On March 9 Poland’s minister of foreign affairs, Radosław Sikorski, posted on X about an apparent threat by Elon Musk to deny Ukraine access to the Starlink satellite system it uses to guide its military drones. Musk, whose company SpaceX operates Starlink, had written that Ukraine’s “entire front line would collapse if I turned it off.” Sikorski noted that

Starlinks for Ukraine are paid for by the Polish Digitization Ministry at the cost of about $50 million per year. The ethics of threatening the victim of aggression apart, if SpaceX proves to be an unreliable provider we will be forced to look for other suppliers.

US secretary of state Marco Rubio weighed in to admonish Sikorski: “Say thank you because without Starlink Ukraine would have lost this war long ago and Russians would be on the border with Poland right now.” (He is presumably unaware that Poland already shares a border with Russia’s Kaliningrad exclave.) Musk posted his own reply to Sikorski: “Be quiet, small man.”

Such boorishness had by then ceased to be shocking. Imitation is the tawdriest form of flattery: Donald Trump’s courtiers signal their devotion by inflicting his mode of puerile bullying on allied governments. Rubio’s “Say thank you” was an obvious attempt to curry favor with Trump by emulating Vice President J.D. Vance’s haranguing of Ukrainian president Volodymyr Zelensky in the Oval Office on February 28: “Have you said thank you once?” Musk’s “small man” mimicked Trump’s familiar mode of insult—once aimed at “Little Marco” himself. The infantilization of America’s domestic politics has spread to its international relations. In Trump’s boys’ club, disdain for Europe is an important signifier of belonging: as Defense Secretary Pete Hegseth assured Vance in a Signal message of March 14, inadvertently leaked to The Atlantic’s Jeffrey Goldberg, “I fully share your loathing of European free-loading. It’s PATHETIC.”

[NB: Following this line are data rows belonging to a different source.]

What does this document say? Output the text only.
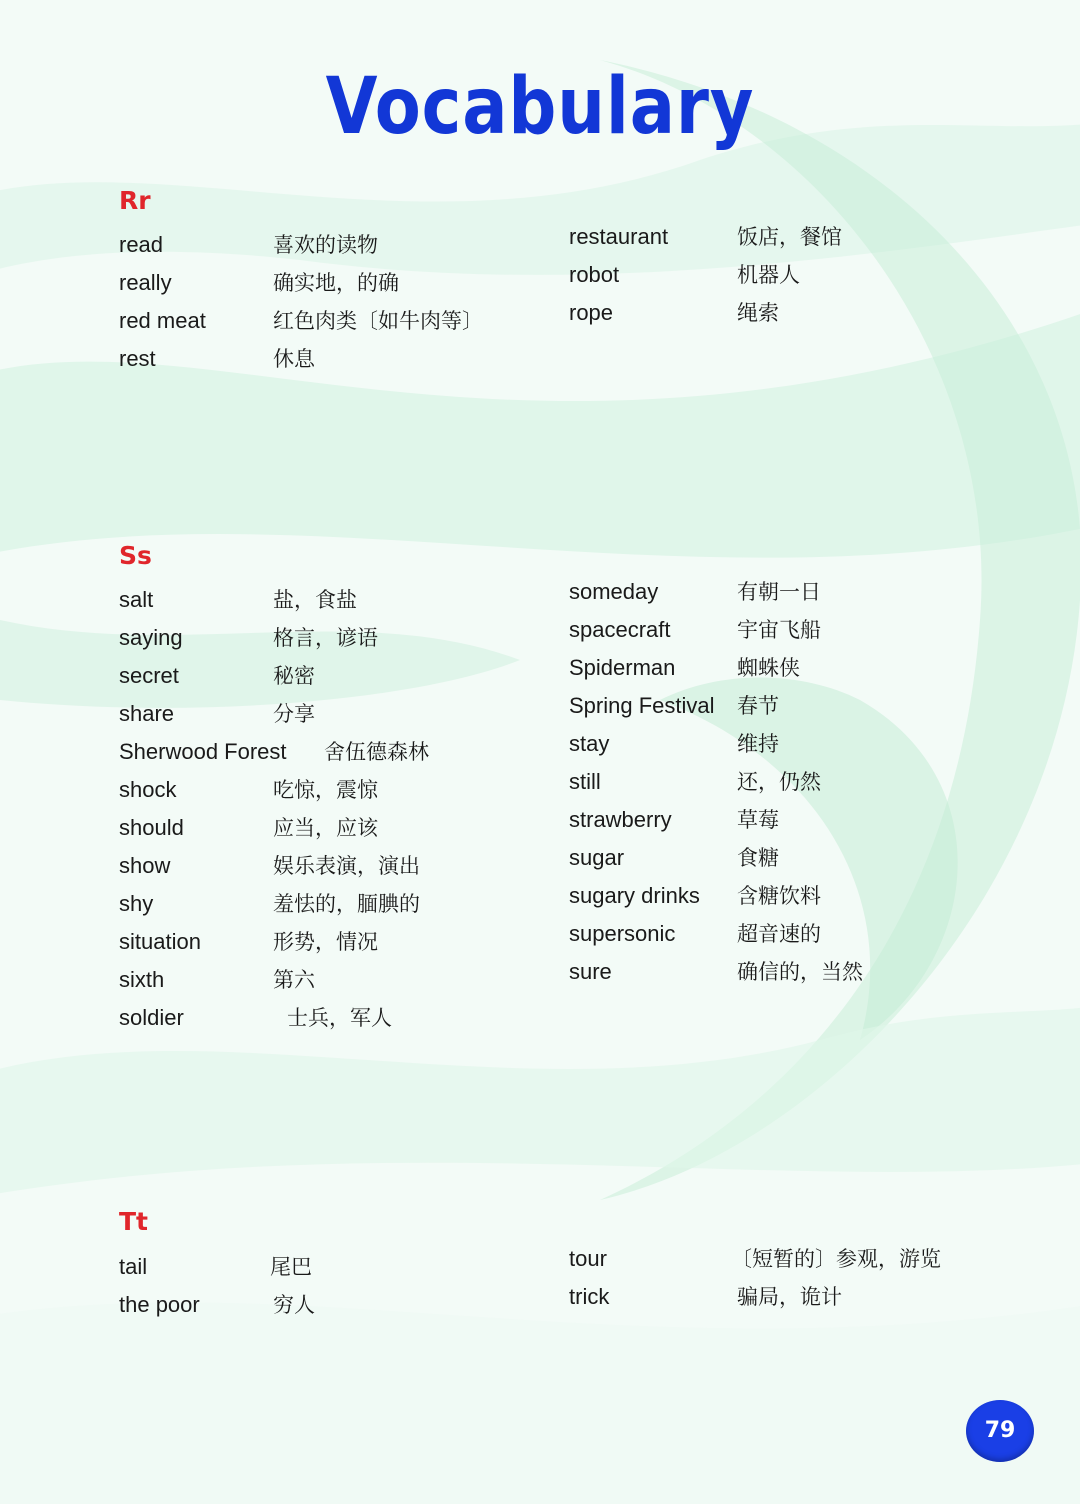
Vocabulary
Rr
read	喜欢的读物
really	确实地，的确
red meat	红色肉类〔如牛肉等〕
rest	休息
restaurant	饭店，餐馆
robot	机器人
rope	绳索
Ss
salt	盐，食盐
saying	格言，谚语
secret	秘密
share	分享
Sherwood Forest 舍伍德森林
shock	吃惊，震惊
should	应当，应该
show	娱乐表演，演出
shy	羞怯的，腼腆的
situation	形势，情况
sixth	第六
soldier	士兵，军人
someday	有朝一日
spacecraft	宇宙飞船
Spiderman	蜘蛛侠
Spring Festival 春节
stay	维持
still	还，仍然
strawberry	草莓
sugar	食糖
sugary drinks 含糖饮料
supersonic	超音速的
sure	确信的，当然
Tt
tail	尾巴
the poor	穷人
tour	〔短暂的〕参观，游览
trick	骗局，诡计
79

What was nonetheless remarkable in this instance was the target. Poland is arguably the most pro-American foreign country on earth. In a Pew survey conducted in thirty-four countries across six continents last year, 86 percent of Poles said they held a favorable view of the US—higher than anywhere else, including Israel, the United Kingdom, and Japan. Trump’s demand that European members of NATO should spend more on defense has already been met by Poland—its military expenditure as a proportion of GDP is now more than twice as high as NATO’s official target of 2 percent and very close to the 5 percent that Trump proposed in January. Much of that outlay is on American arms and missile defense systems. In 2022 and 2023 Poland signed deals to buy more than $6 billion worth of Abrams tanks, and it has become the first European country to deploy them.